Amey Wye Valley Ltd v The County of Herefordshire District Council
[2016] EWHC 2368 (TCC)
Amey entered into a contract, called a Service Delivery Agreement (“SDA”), for repair and maintenance works to the highways and roads in Herefordshire. Amey agreed to provide a range of services to Herefordshire District Council (“HDC”), broadly comprising highway maintenance and other construction and related works. The period for these services was to be ten years, ending on 31 August 2013. The SDA expressly incorporated Option A of the ECC (2nd edition 1995), together with Contract Data in Parts One and Two, as adjusted by the items listed in Schedule 5 (“the NEC Conditions”).
During 2005, the parties fell into a dispute concerning how to calculate the price adjustment for inflation under the SDA. That dispute was resolved in a letter dated 21 July 2005. Part of that agreement related to the way in which the price increase mechanism was to apply over the life of the contract. This became known as “VOP3”.

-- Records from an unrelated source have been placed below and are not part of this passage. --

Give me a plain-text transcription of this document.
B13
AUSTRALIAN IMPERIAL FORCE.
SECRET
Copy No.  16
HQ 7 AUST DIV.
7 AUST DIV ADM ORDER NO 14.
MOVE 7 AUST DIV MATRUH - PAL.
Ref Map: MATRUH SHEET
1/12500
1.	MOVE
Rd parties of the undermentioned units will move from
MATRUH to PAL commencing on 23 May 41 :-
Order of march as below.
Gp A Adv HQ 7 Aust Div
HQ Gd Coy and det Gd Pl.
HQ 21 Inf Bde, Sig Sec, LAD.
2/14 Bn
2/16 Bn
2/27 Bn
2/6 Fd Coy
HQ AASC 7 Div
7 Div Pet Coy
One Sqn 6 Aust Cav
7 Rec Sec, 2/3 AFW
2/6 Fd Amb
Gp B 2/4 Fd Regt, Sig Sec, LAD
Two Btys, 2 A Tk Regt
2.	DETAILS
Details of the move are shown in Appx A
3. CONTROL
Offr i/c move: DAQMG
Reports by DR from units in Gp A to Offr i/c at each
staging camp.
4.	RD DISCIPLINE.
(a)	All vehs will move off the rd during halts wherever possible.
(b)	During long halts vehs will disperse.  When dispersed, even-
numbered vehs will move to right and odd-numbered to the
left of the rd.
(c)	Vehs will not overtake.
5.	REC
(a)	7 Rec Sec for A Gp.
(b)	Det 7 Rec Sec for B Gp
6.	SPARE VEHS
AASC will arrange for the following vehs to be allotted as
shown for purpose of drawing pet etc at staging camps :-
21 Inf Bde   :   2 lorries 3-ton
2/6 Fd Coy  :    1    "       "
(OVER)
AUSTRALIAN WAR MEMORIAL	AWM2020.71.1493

This case concerned two adjudications, and the relevant adjustment for inflation purposes of sums paid to one party by the other, for works to the highways and roads of Herefordshire over a ten-year period between 2003 and 2013. The first adjudication was conducted in 2013; the second in 2015.
Under the NEC form, if a party does not serve a notice of dissatisfaction within a set time period, the adjudication decision becomes final and binding. Neither Amey nor HDC challenged the first decision. The first adjudicator was asked to decide (amongst other things) what VOP3 actually meant; the second adjudication was concerned with putting money figures to the first decision.
The financial consequences of the second decision were that Amey was ordered to repay to HDC some £9.5 million, being the sum by which HDC were said to have overpaid Amey for works during the contract period.
It was accepted by the parties that the second adjudicator made an error in the spreadsheet he used to arrive at the final figure for repayment contained in his decision. However, there was no agreement about the effect of that error. Amey said it was £2.5 million, HDC £1.9 million. Mr Justice Fraser was clear that no criticism could be levelled at the second adjudicator. Adjudicators work under very considerable time pressure:
“Errors of fine detail are part of the process effectively accepted by Parliament as a consequence of the process of adjudication. The ‘right’ answer is secondary to the parties having a rapid answer.”
That was especially the case here, where both parties made admitted errors themselves in the material and calculations that they submitted. The Judge also noted that the second adjudicator correctly found that the findings in the first adjudication were binding on HDC and Amey and that he was required to consider the parties’ respective calculations and positions in relation to the issues between them in the context that those findings were binding.
Amey’s position was that the second adjudicator did not follow those findings and so acted without jurisdiction. In doing so, Amey to some degree raised the “same dispute” issue, namely the principle that an adjudicator’s decision will not be enforceable to the extent that they purport to decide again that which has already been decided. That was not what had happened here.
Further, the Judge made it clear that the court would not embark upon a detailed analysis of how any adjudicator has made detailed calculations or findings of fact leading to their ultimate decision. Such an exercise is not the function of the court on enforcement proceedings. Here, the way in which the adjudicator performed his calculations was not immediately determinative of whether he had jurisdiction to perform those calculations. Providing that the adjudicator was resolving the dispute referred to him, and not re-deciding something that was not before him, then he had jurisdiction to determine that dispute, whether he made mistakes in doing so or otherwise.
The first adjudicator decided to what extent, and how, VOP3 was to be considered (including whether it was to be binding); the second adjudicator decided the financial consequences of that. His decision was enforceable. In coming to a decision, it is necessary for the court to consider the terms, scope and extent of the dispute previously referred, and the terms, scope and extent of the earlier decision, not the accuracy of an adjudicator’s arithmetic.
As to severance, Amey said that the decision should not be enforced in the full amount because part of the amount of repayment calculated involved an error in one part of the spreadsheet. Mr Justice Fraser said that such an approach would be contrary to the law regarding enforcement of decisions by adjudicators. It would amount to a correction of an error of fact on the face of the decision to arrive at a different outcome. A decision on a single dispute is either valid and enforceable, or invalid and unenforceable. This was a single dispute, namely what was the financial effect of the inflation adjustment necessary as a result of VOP3. The error made in one part of the calculation of that total cannot be severed. This would, in the Judge’s view, amount to a correction of a single mistake of fact. The Judge concluded:
“An error in the arithmetic does not render the decision unenforceable.”